La politique d’immigration familiale existait déjà sous une autre forme depuis les années 1920, avec un dispositif de « réunion des familles ». Supprimé dans les années 1970 pour des raisons économiques, il a été rétabli par une circulaire du 18 juin 1975, avant d’être acté par le décret du 29 avril 1976, signé notamment par Jacques Chirac et le ministre du Travail Michel Durafour. Le dispositif est entré en application le 9 juillet 1976.
Le regroupement familial est soumis à plusieurs conditions : résidence légale en France depuis au moins 18 mois, ressources stables, logement adapté, respect de l’ordre public, de la santé publique et des principes essentiels de la vie familiale en France, dont la monogamie et l’égalité entre les sexes. La procédure ne permet pas de faire venir une seconde épouse. Les ressources minimales requises vont de 1.823,03 euros brut mensuels pour une famille de deux à trois personnes à 2.187,64 euros pour une famille de six personnes et plus, les aides sociales étant exclues du calcul.

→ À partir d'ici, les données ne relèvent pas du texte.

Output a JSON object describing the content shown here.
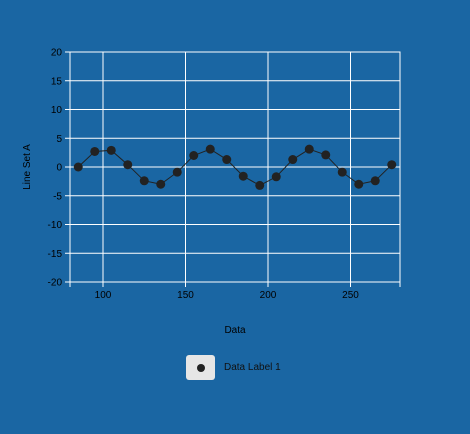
{
  "colors": {
    "background": "#1a66a3",
    "grid": "#ffffff",
    "line": "#222222",
    "marker": "#222222",
    "legend_swatch": "#e6e6e6"
  },
  "chart_data": {
    "type": "line",
    "title": "",
    "xlabel": "Data",
    "ylabel": "Line Set A",
    "xlim": [
      80,
      280
    ],
    "ylim": [
      -20,
      20
    ],
    "x_ticks": [
      100,
      150,
      200,
      250
    ],
    "y_ticks": [
      -20,
      -15,
      -10,
      -5,
      0,
      5,
      10,
      15,
      20
    ],
    "grid": true,
    "legend_position": "bottom",
    "series": [
      {
        "name": "Data Label 1",
        "x": [
          85,
          95,
          105,
          115,
          125,
          135,
          145,
          155,
          165,
          175,
          185,
          195,
          205,
          215,
          225,
          235,
          245,
          255,
          265,
          275
        ],
        "y": [
          0.0,
          2.7,
          2.9,
          0.4,
          -2.4,
          -3.0,
          -0.9,
          2.0,
          3.1,
          1.3,
          -1.6,
          -3.2,
          -1.7,
          1.3,
          3.1,
          2.1,
          -0.9,
          -3.0,
          -2.4,
          0.4
        ]
      }
    ]
  }
}
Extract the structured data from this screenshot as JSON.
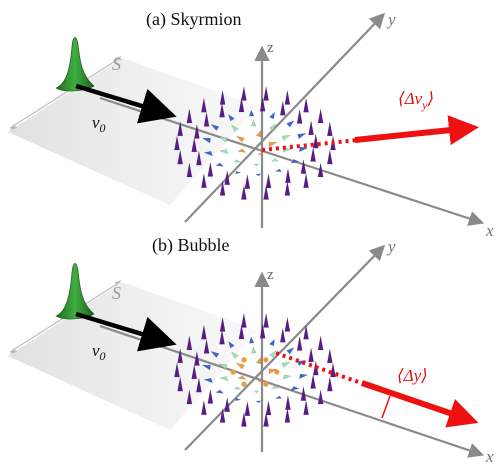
{
  "panel_a": {
    "title": "(a) Skyrmion",
    "velocity_label": "v",
    "velocity_sub": "0",
    "sheet_label": "S",
    "axis_x": "x",
    "axis_y": "y",
    "axis_z": "z",
    "shift_label": "⟨Δv",
    "shift_sub": "y",
    "shift_close": "⟩"
  },
  "panel_b": {
    "title": "(b) Bubble",
    "velocity_label": "v",
    "velocity_sub": "0",
    "sheet_label": "S",
    "axis_x": "x",
    "axis_y": "y",
    "axis_z": "z",
    "shift_label": "⟨Δy⟩"
  },
  "colors": {
    "sheet": "#d9d9d9",
    "axis": "#8a8a8a",
    "wavepacket": "#2e8b2e",
    "velocity_arrow": "#000000",
    "shift_arrow": "#ee1111",
    "spin_outer": "#5b1a8c",
    "spin_mid": "#3c66d6",
    "spin_inner": "#9fe0b4",
    "spin_core": "#f09a3a"
  }
}
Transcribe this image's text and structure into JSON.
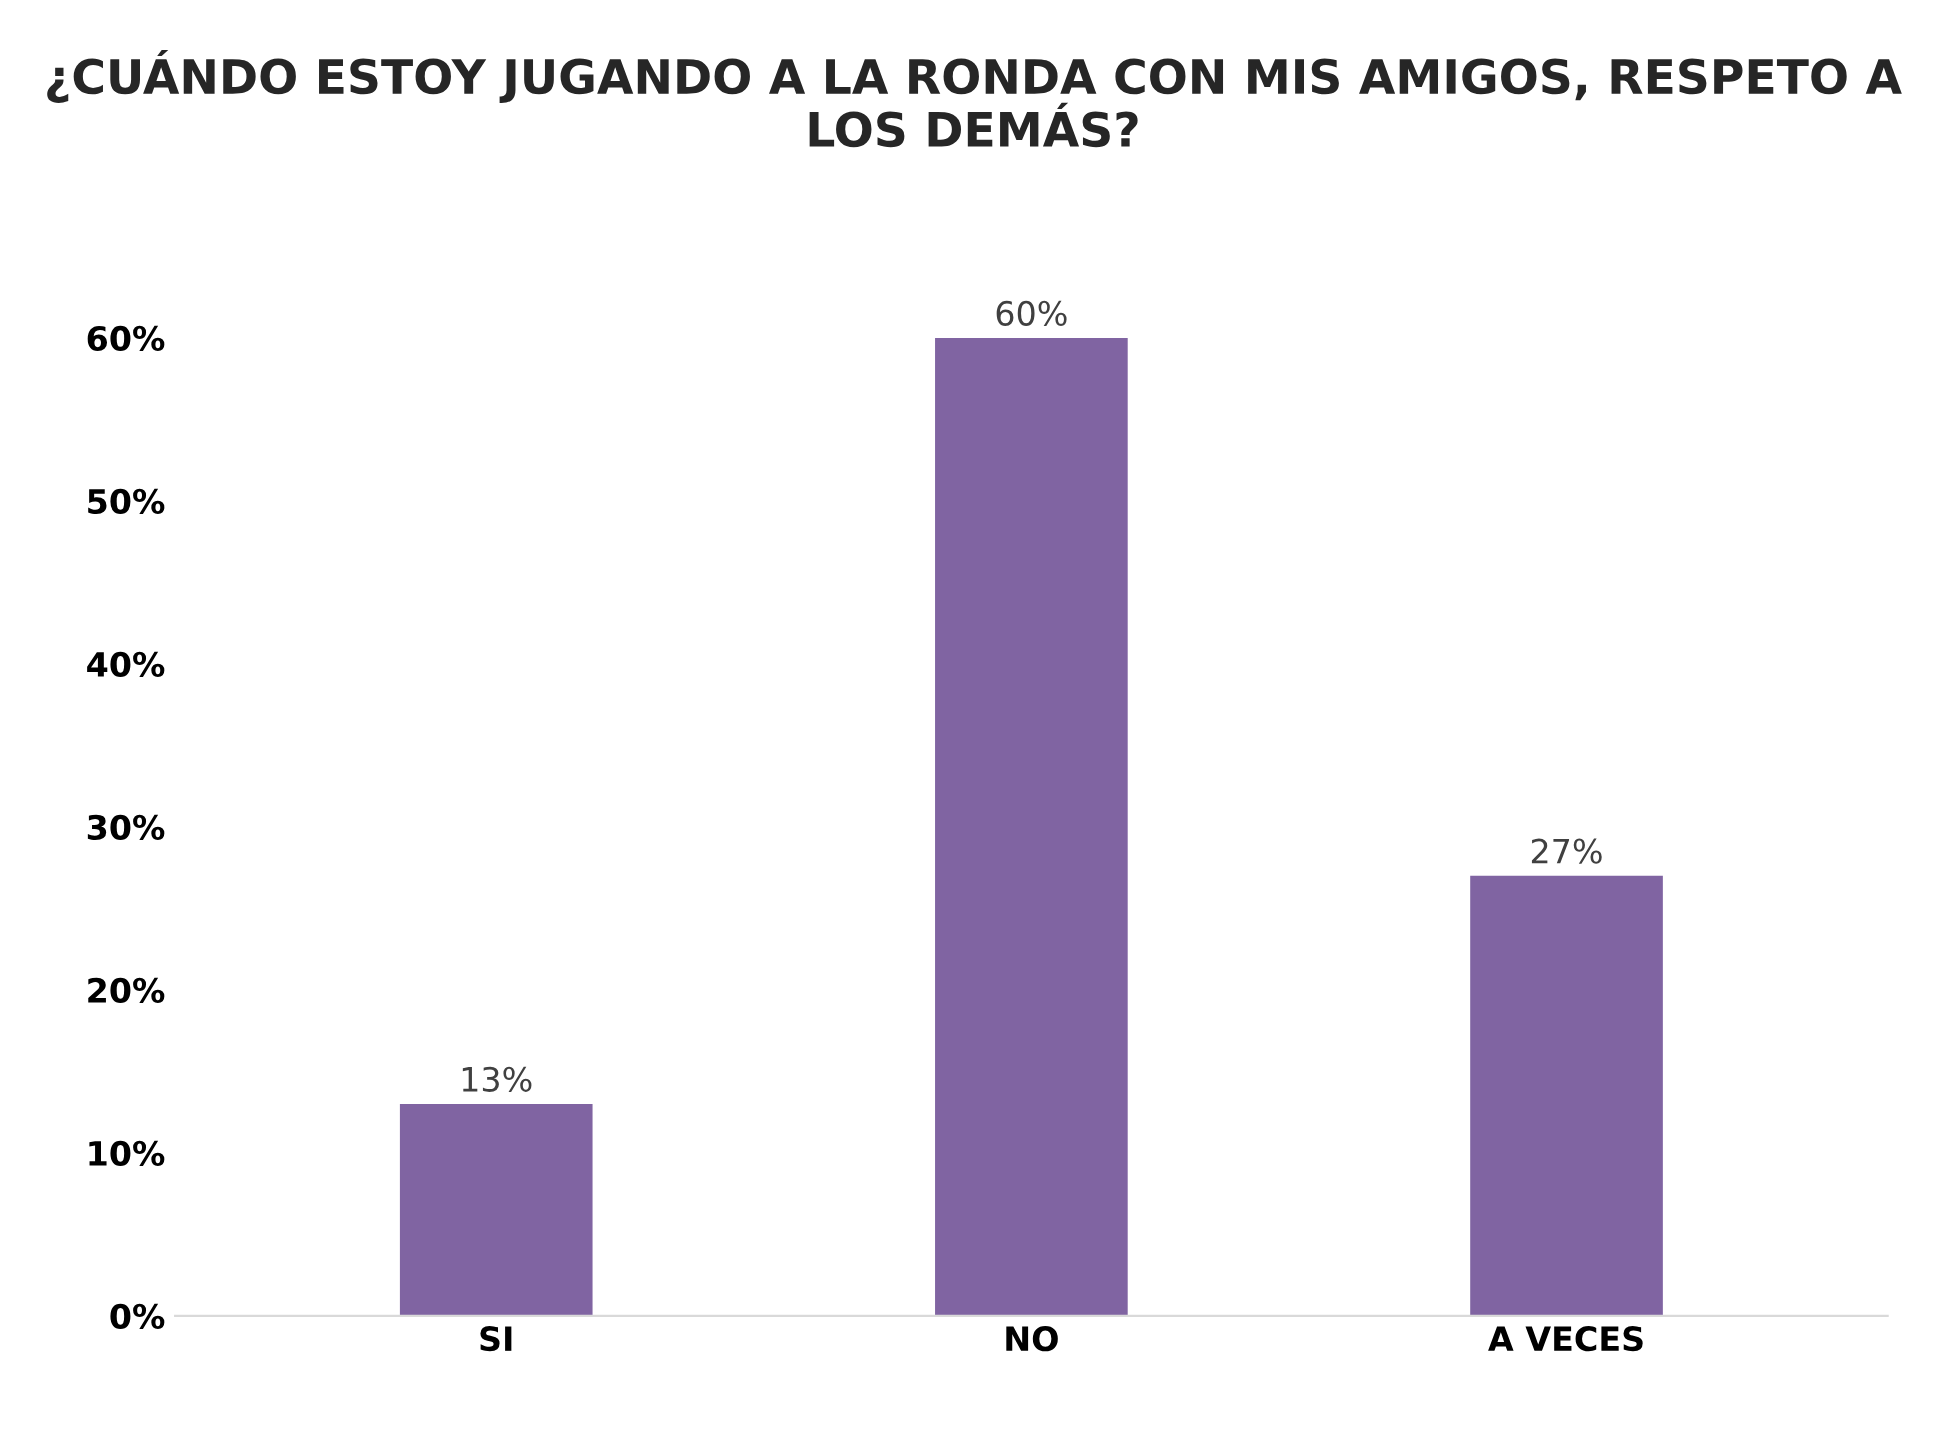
{
  "chart_data": {
    "type": "bar",
    "title": "¿CUÁNDO ESTOY JUGANDO A LA RONDA CON MIS AMIGOS, RESPETO A LOS DEMÁS?",
    "categories": [
      "SI",
      "NO",
      "A VECES"
    ],
    "values": [
      13,
      60,
      27
    ],
    "value_labels": [
      "13%",
      "60%",
      "27%"
    ],
    "color": "#8064a2",
    "ylim": [
      0,
      60
    ],
    "yticks": [
      {
        "value": 0,
        "label": "0%"
      },
      {
        "value": 10,
        "label": "10%"
      },
      {
        "value": 20,
        "label": "20%"
      },
      {
        "value": 30,
        "label": "30%"
      },
      {
        "value": 40,
        "label": "40%"
      },
      {
        "value": 50,
        "label": "50%"
      },
      {
        "value": 60,
        "label": "60%"
      }
    ],
    "grid": false,
    "legend": false
  }
}
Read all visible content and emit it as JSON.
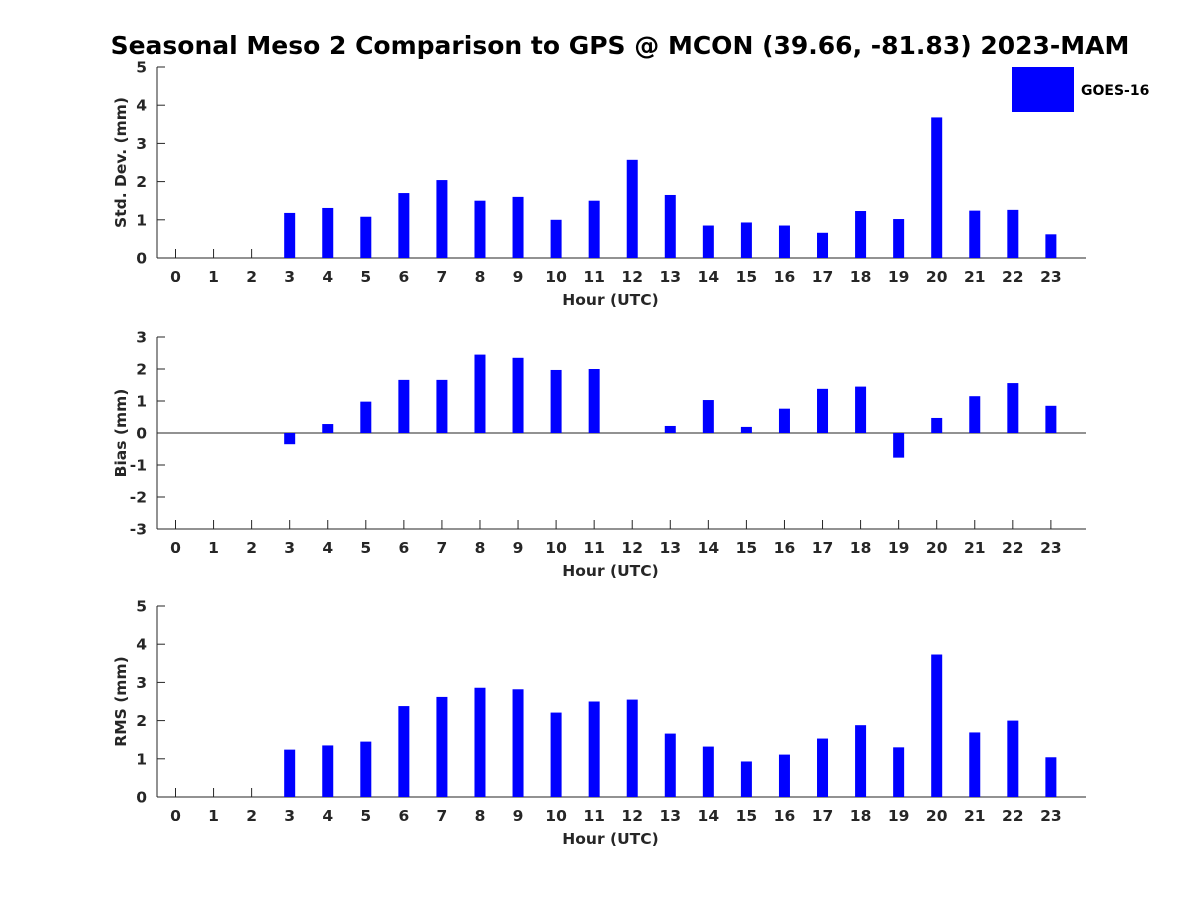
{
  "title": "Seasonal Meso 2 Comparison to GPS @ MCON (39.66, -81.83) 2023-MAM",
  "legend": {
    "label": "GOES-16",
    "color": "#0000ff"
  },
  "chart_data": [
    {
      "type": "bar",
      "name": "std-dev",
      "xlabel": "Hour (UTC)",
      "ylabel": "Std. Dev. (mm)",
      "ylim": [
        0,
        5
      ],
      "yticks": [
        "0",
        "1",
        "2",
        "3",
        "4",
        "5"
      ],
      "categories": [
        "0",
        "1",
        "2",
        "3",
        "4",
        "5",
        "6",
        "7",
        "8",
        "9",
        "10",
        "11",
        "12",
        "13",
        "14",
        "15",
        "16",
        "17",
        "18",
        "19",
        "20",
        "21",
        "22",
        "23"
      ],
      "series": [
        {
          "name": "GOES-16",
          "values": [
            null,
            null,
            null,
            1.18,
            1.31,
            1.08,
            1.7,
            2.04,
            1.5,
            1.6,
            1.0,
            1.5,
            2.57,
            1.65,
            0.85,
            0.93,
            0.85,
            0.66,
            1.23,
            1.02,
            3.68,
            1.24,
            1.26,
            0.62
          ]
        }
      ]
    },
    {
      "type": "bar",
      "name": "bias",
      "xlabel": "Hour (UTC)",
      "ylabel": "Bias (mm)",
      "ylim": [
        -3,
        3
      ],
      "yticks": [
        "-3",
        "-2",
        "-1",
        "0",
        "1",
        "2",
        "3"
      ],
      "categories": [
        "0",
        "1",
        "2",
        "3",
        "4",
        "5",
        "6",
        "7",
        "8",
        "9",
        "10",
        "11",
        "12",
        "13",
        "14",
        "15",
        "16",
        "17",
        "18",
        "19",
        "20",
        "21",
        "22",
        "23"
      ],
      "series": [
        {
          "name": "GOES-16",
          "values": [
            null,
            null,
            null,
            -0.35,
            0.28,
            0.98,
            1.66,
            1.66,
            2.45,
            2.35,
            1.97,
            2.0,
            0,
            0.22,
            1.03,
            0.19,
            0.76,
            1.38,
            1.45,
            -0.77,
            0.47,
            1.15,
            1.56,
            0.85
          ]
        }
      ]
    },
    {
      "type": "bar",
      "name": "rms",
      "xlabel": "Hour (UTC)",
      "ylabel": "RMS (mm)",
      "ylim": [
        0,
        5
      ],
      "yticks": [
        "0",
        "1",
        "2",
        "3",
        "4",
        "5"
      ],
      "categories": [
        "0",
        "1",
        "2",
        "3",
        "4",
        "5",
        "6",
        "7",
        "8",
        "9",
        "10",
        "11",
        "12",
        "13",
        "14",
        "15",
        "16",
        "17",
        "18",
        "19",
        "20",
        "21",
        "22",
        "23"
      ],
      "series": [
        {
          "name": "GOES-16",
          "values": [
            null,
            null,
            null,
            1.24,
            1.35,
            1.45,
            2.38,
            2.62,
            2.86,
            2.82,
            2.21,
            2.5,
            2.55,
            1.66,
            1.32,
            0.93,
            1.11,
            1.53,
            1.88,
            1.3,
            3.73,
            1.69,
            2.0,
            1.04
          ]
        }
      ]
    }
  ]
}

Selon les chiffres cités, l’immigration pour motif familial a concerné 96.610 personnes en 2024, sur 344.406 entrées légales. Le regroupement familial proprement dit n’en représente qu’une partie : 16.429 personnes en ont bénéficié en 2024, sur 32.334 dossiers étudiés par l’OFII, soit environ 13 % de l’immigration familiale. Le sujet divise toujours : le Rassemblement national et Reconquête demandent de longue date sa suppression ou sa réduction, tandis que Maud Bregeon a déclaré, à propos de l’interruption du regroupement familial en Autriche : « C’est une initiative dont il faut évidemment s’inspirer ». Un sondage CSA pour CNEWS, le JDD et Europe 1 indique que 57 % des Français souhaitent l’arrêt de cette politique.